The problem, according to some cyberwar experts, is not only that Gen. Alexander lacks the resources to protect our cyber infrastructure, but that his command is entirely oriented toward defense. What we don’t have, and obviously need, is an operational doctrine for offensive cyberwar.
It’s possible that the Stuxnet worm originated in Israel, the nation closest to Iran that is its most obvious nuclear target. It’s also possible that it originated here. If it didn’t, it should have.
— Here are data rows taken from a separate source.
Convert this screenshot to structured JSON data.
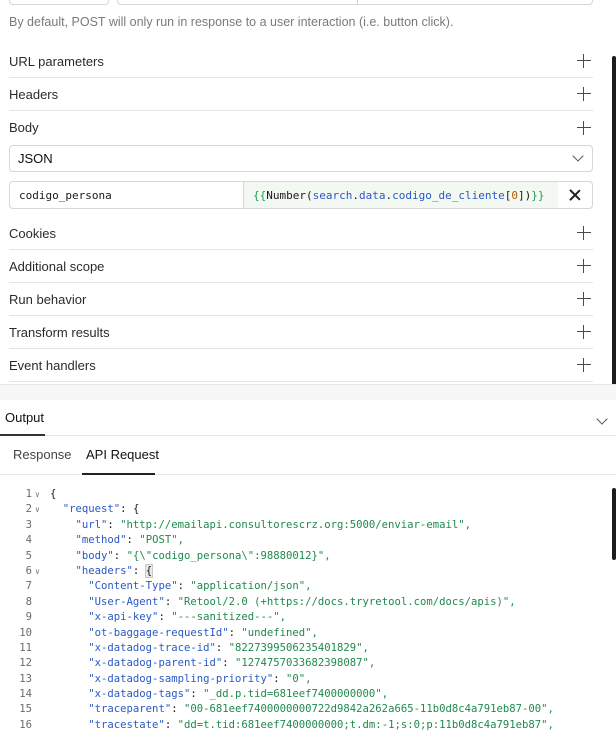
{
  "note": "By default, POST will only run in response to a user interaction (i.e. button click).",
  "sections": {
    "url_parameters": "URL parameters",
    "headers": "Headers",
    "body": "Body",
    "cookies": "Cookies",
    "additional_scope": "Additional scope",
    "run_behavior": "Run behavior",
    "transform_results": "Transform results",
    "event_handlers": "Event handlers"
  },
  "body_type": {
    "selected": "JSON"
  },
  "body_param": {
    "key": "codigo_persona",
    "value_parts": {
      "open": "{{",
      "fn": " Number(",
      "p1": "search",
      "dot1": ".",
      "p2": "data",
      "dot2": ".",
      "p3": "codigo_de_cliente",
      "lb": "[",
      "idx": "0",
      "rb": "])",
      "close": " }}"
    }
  },
  "output": {
    "title": "Output"
  },
  "tabs": {
    "response": "Response",
    "api_request": "API Request",
    "active": "API Request"
  },
  "code_lines": [
    {
      "n": "1",
      "fold": true,
      "indent": "",
      "key": "",
      "sep": "",
      "val": "{"
    },
    {
      "n": "2",
      "fold": true,
      "indent": "  ",
      "key": "\"request\"",
      "sep": ": ",
      "val": "{"
    },
    {
      "n": "3",
      "fold": false,
      "indent": "    ",
      "key": "\"url\"",
      "sep": ": ",
      "val": "\"http://emailapi.consultorescrz.org:5000/enviar-email\",",
      "str": true
    },
    {
      "n": "4",
      "fold": false,
      "indent": "    ",
      "key": "\"method\"",
      "sep": ": ",
      "val": "\"POST\",",
      "str": true
    },
    {
      "n": "5",
      "fold": false,
      "indent": "    ",
      "key": "\"body\"",
      "sep": ": ",
      "val": "\"{\\\"codigo_persona\\\":98880012}\",",
      "str": true
    },
    {
      "n": "6",
      "fold": true,
      "indent": "    ",
      "key": "\"headers\"",
      "sep": ": ",
      "val": "{",
      "hl": true
    },
    {
      "n": "7",
      "fold": false,
      "indent": "      ",
      "key": "\"Content-Type\"",
      "sep": ": ",
      "val": "\"application/json\",",
      "str": true
    },
    {
      "n": "8",
      "fold": false,
      "indent": "      ",
      "key": "\"User-Agent\"",
      "sep": ": ",
      "val": "\"Retool/2.0 (+https://docs.tryretool.com/docs/apis)\",",
      "str": true
    },
    {
      "n": "9",
      "fold": false,
      "indent": "      ",
      "key": "\"x-api-key\"",
      "sep": ": ",
      "val": "\"---sanitized---\",",
      "str": true
    },
    {
      "n": "10",
      "fold": false,
      "indent": "      ",
      "key": "\"ot-baggage-requestId\"",
      "sep": ": ",
      "val": "\"undefined\",",
      "str": true
    },
    {
      "n": "11",
      "fold": false,
      "indent": "      ",
      "key": "\"x-datadog-trace-id\"",
      "sep": ": ",
      "val": "\"8227399506235401829\",",
      "str": true
    },
    {
      "n": "12",
      "fold": false,
      "indent": "      ",
      "key": "\"x-datadog-parent-id\"",
      "sep": ": ",
      "val": "\"1274757033682398087\",",
      "str": true
    },
    {
      "n": "13",
      "fold": false,
      "indent": "      ",
      "key": "\"x-datadog-sampling-priority\"",
      "sep": ": ",
      "val": "\"0\",",
      "str": true
    },
    {
      "n": "14",
      "fold": false,
      "indent": "      ",
      "key": "\"x-datadog-tags\"",
      "sep": ": ",
      "val": "\"_dd.p.tid=681eef7400000000\",",
      "str": true
    },
    {
      "n": "15",
      "fold": false,
      "indent": "      ",
      "key": "\"traceparent\"",
      "sep": ": ",
      "val": "\"00-681eef7400000000722d9842a262a665-11b0d8c4a791eb87-00\",",
      "str": true
    },
    {
      "n": "16",
      "fold": false,
      "indent": "      ",
      "key": "\"tracestate\"",
      "sep": ": ",
      "val": "\"dd=t.tid:681eef7400000000;t.dm:-1;s:0;p:11b0d8c4a791eb87\",",
      "str": true
    }
  ]
}
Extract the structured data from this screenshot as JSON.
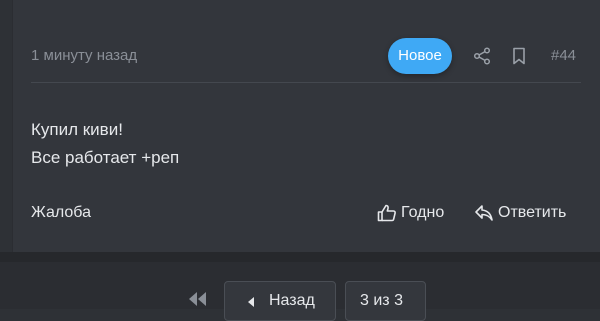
{
  "post": {
    "time": "1 минуту назад",
    "badge": "Новое",
    "number": "#44",
    "lines": [
      "Купил киви!",
      "Все работает +реп"
    ],
    "report_label": "Жалоба",
    "like_label": "Годно",
    "reply_label": "Ответить"
  },
  "pagination": {
    "back_label": "Назад",
    "page_indicator": "3 из 3"
  },
  "icons": {
    "share": "share-icon",
    "bookmark": "bookmark-icon",
    "like": "thumbs-up-icon",
    "reply": "reply-icon",
    "first_page": "double-chevron-left-icon",
    "back": "caret-left-icon"
  },
  "colors": {
    "accent": "#3fa9f5",
    "background": "#33363c",
    "text": "#e6e8eb",
    "muted": "#8a8f97"
  }
}
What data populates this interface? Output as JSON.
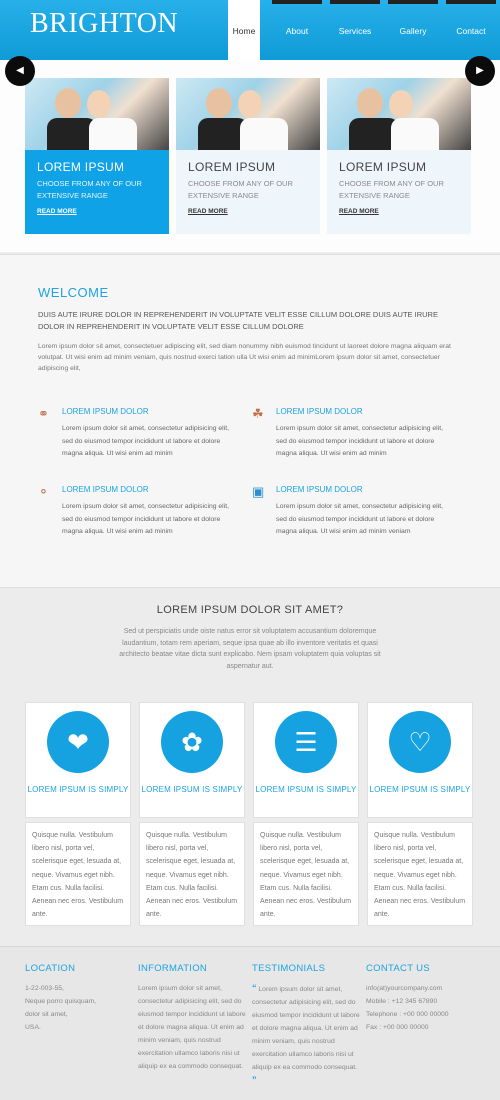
{
  "header": {
    "logo": "BRIGHTON",
    "nav": [
      {
        "label": "Home",
        "active": true
      },
      {
        "label": "About",
        "active": false
      },
      {
        "label": "Services",
        "active": false
      },
      {
        "label": "Gallery",
        "active": false
      },
      {
        "label": "Contact",
        "active": false
      }
    ]
  },
  "slider": {
    "slides": [
      {
        "title": "LOREM IPSUM",
        "text": "CHOOSE FROM ANY OF OUR EXTENSIVE RANGE",
        "link": "READ MORE"
      },
      {
        "title": "LOREM IPSUM",
        "text": "CHOOSE FROM ANY OF OUR EXTENSIVE RANGE",
        "link": "READ MORE"
      },
      {
        "title": "LOREM IPSUM",
        "text": "CHOOSE FROM ANY OF OUR EXTENSIVE RANGE",
        "link": "READ MORE"
      }
    ]
  },
  "welcome": {
    "title": "WELCOME",
    "lead": "DUIS AUTE IRURE DOLOR IN REPREHENDERIT IN VOLUPTATE VELIT ESSE CILLUM DOLORE DUIS AUTE IRURE DOLOR IN REPREHENDERIT IN VOLUPTATE VELIT ESSE CILLUM DOLORE",
    "body": "Lorem ipsum dolor sit amet, consectetuer adipiscing elit, sed diam nonummy nibh euismod tincidunt ut laoreet dolore magna aliquam erat volutpat. Ut wisi enim ad minim veniam, quis nostrud exerci tation ulla Ut wisi enim ad minimLorem ipsum dolor sit amet, consectetuer adipiscing elit,",
    "features": [
      {
        "title": "LOREM IPSUM DOLOR",
        "text": "Lorem ipsum dolor sit amet, consectetur adipisicing elit, sed do eiusmod tempor incididunt ut labore et dolore magna aliqua. Ut wisi enim ad minim",
        "icon": "rings-icon"
      },
      {
        "title": "LOREM IPSUM DOLOR",
        "text": "Lorem ipsum dolor sit amet, consectetur adipisicing elit, sed do eiusmod tempor incididunt ut labore et dolore magna aliqua. Ut wisi enim ad minim",
        "icon": "cake-icon"
      },
      {
        "title": "LOREM IPSUM DOLOR",
        "text": "Lorem ipsum dolor sit amet, consectetur adipisicing elit, sed do eiusmod tempor incididunt ut labore et dolore magna aliqua. Ut wisi enim ad minim",
        "icon": "ring-icon"
      },
      {
        "title": "LOREM IPSUM DOLOR",
        "text": "Lorem ipsum dolor sit amet, consectetur adipisicing elit, sed do eiusmod tempor incididunt ut labore et dolore magna aliqua. Ut wisi enim ad minim veniam",
        "icon": "gift-icon"
      }
    ]
  },
  "services": {
    "title": "LOREM IPSUM DOLOR SIT AMET?",
    "intro": "Sed ut perspiciatis unde oiste natus error sit voluptatem accusantium doloremque laudantium, totam rem aperiam, seque ipsa quae ab illo inventore veritatis et quasi architecto beatae vitae dicta sunt explicabo. Nem ipsam voluptatem quia voluptas sit aspernatur aut.",
    "cards": [
      {
        "icon": "heart-arrow-icon",
        "title": "LOREM IPSUM IS SIMPLY",
        "text": "Quisque nulla. Vestibulum libero nisl, porta vel, scelerisque eget, lesuada at, neque. Vivamus eget nibh. Etam cus. Nulla facilisi. Aenean nec eros. Vestibulum ante."
      },
      {
        "icon": "bouquet-icon",
        "title": "LOREM IPSUM IS SIMPLY",
        "text": "Quisque nulla. Vestibulum libero nisl, porta vel, scelerisque eget, lesuada at, neque. Vivamus eget nibh. Etam cus. Nulla facilisi. Aenean nec eros. Vestibulum ante."
      },
      {
        "icon": "wedding-cake-icon",
        "title": "LOREM IPSUM IS SIMPLY",
        "text": "Quisque nulla. Vestibulum libero nisl, porta vel, scelerisque eget, lesuada at, neque. Vivamus eget nibh. Etam cus. Nulla facilisi. Aenean nec eros. Vestibulum ante."
      },
      {
        "icon": "calendar-heart-icon",
        "title": "LOREM IPSUM IS SIMPLY",
        "text": "Quisque nulla. Vestibulum libero nisl, porta vel, scelerisque eget, lesuada at, neque. Vivamus eget nibh. Etam cus. Nulla facilisi. Aenean nec eros. Vestibulum ante."
      }
    ]
  },
  "footer": {
    "location": {
      "title": "LOCATION",
      "lines": [
        "1-22-003-55,",
        "Neque porro quisquam,",
        "dolor sit amet,",
        "USA."
      ]
    },
    "information": {
      "title": "INFORMATION",
      "text": "Lorem ipsum dolor sit amet, consectetur adipisicing elit, sed do eiusmod tempor incididunt ut labore et dolore magna aliqua. Ut enim ad minim veniam, quis nostrud exercitation ullamco laboris nisi ut aliquip ex ea commodo consequat."
    },
    "testimonials": {
      "title": "TESTIMONIALS",
      "text": "Lorem ipsum dolor sit amet, consectetur adipisicing elit, sed do eiusmod tempor incididunt ut labore et dolore magna aliqua. Ut enim ad minim veniam, quis nostrud exercitation ullamco laboris nisi ut aliquip ex ea commodo consequat."
    },
    "contact": {
      "title": "CONTACT US",
      "email": "info(at)yourcompany.com",
      "mobile": "Mobile   : +12 345 67890",
      "telephone": "Telephone : +00 000 00000",
      "fax": "Fax   : +00 000 00000"
    }
  }
}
An operational doctrine for American offensive cyberwar would establish a covert war, one in which we would engage and seek to destroy the capacity of our adversaries to attack us by cyberwar or conventional means. It would develop more advanced worms like Stuxnet that would be hacked into the computers controlling our adversaries’ most advanced weapons. House Armed Services Committee chairman Howard “Buck” McKeon (R-CA) is trying to push the Pentagon into offensive cyberwar. One must hope he succeeds.
It’s not beyond possibility to imagine an American cyberwar capability that would shut down the ability of Russia, China, and North Korea to launch missiles against us or our allies. That possibility should, with the rest of our offensive cyberwar doctrine, become a reality as soon as our best minds can make it so.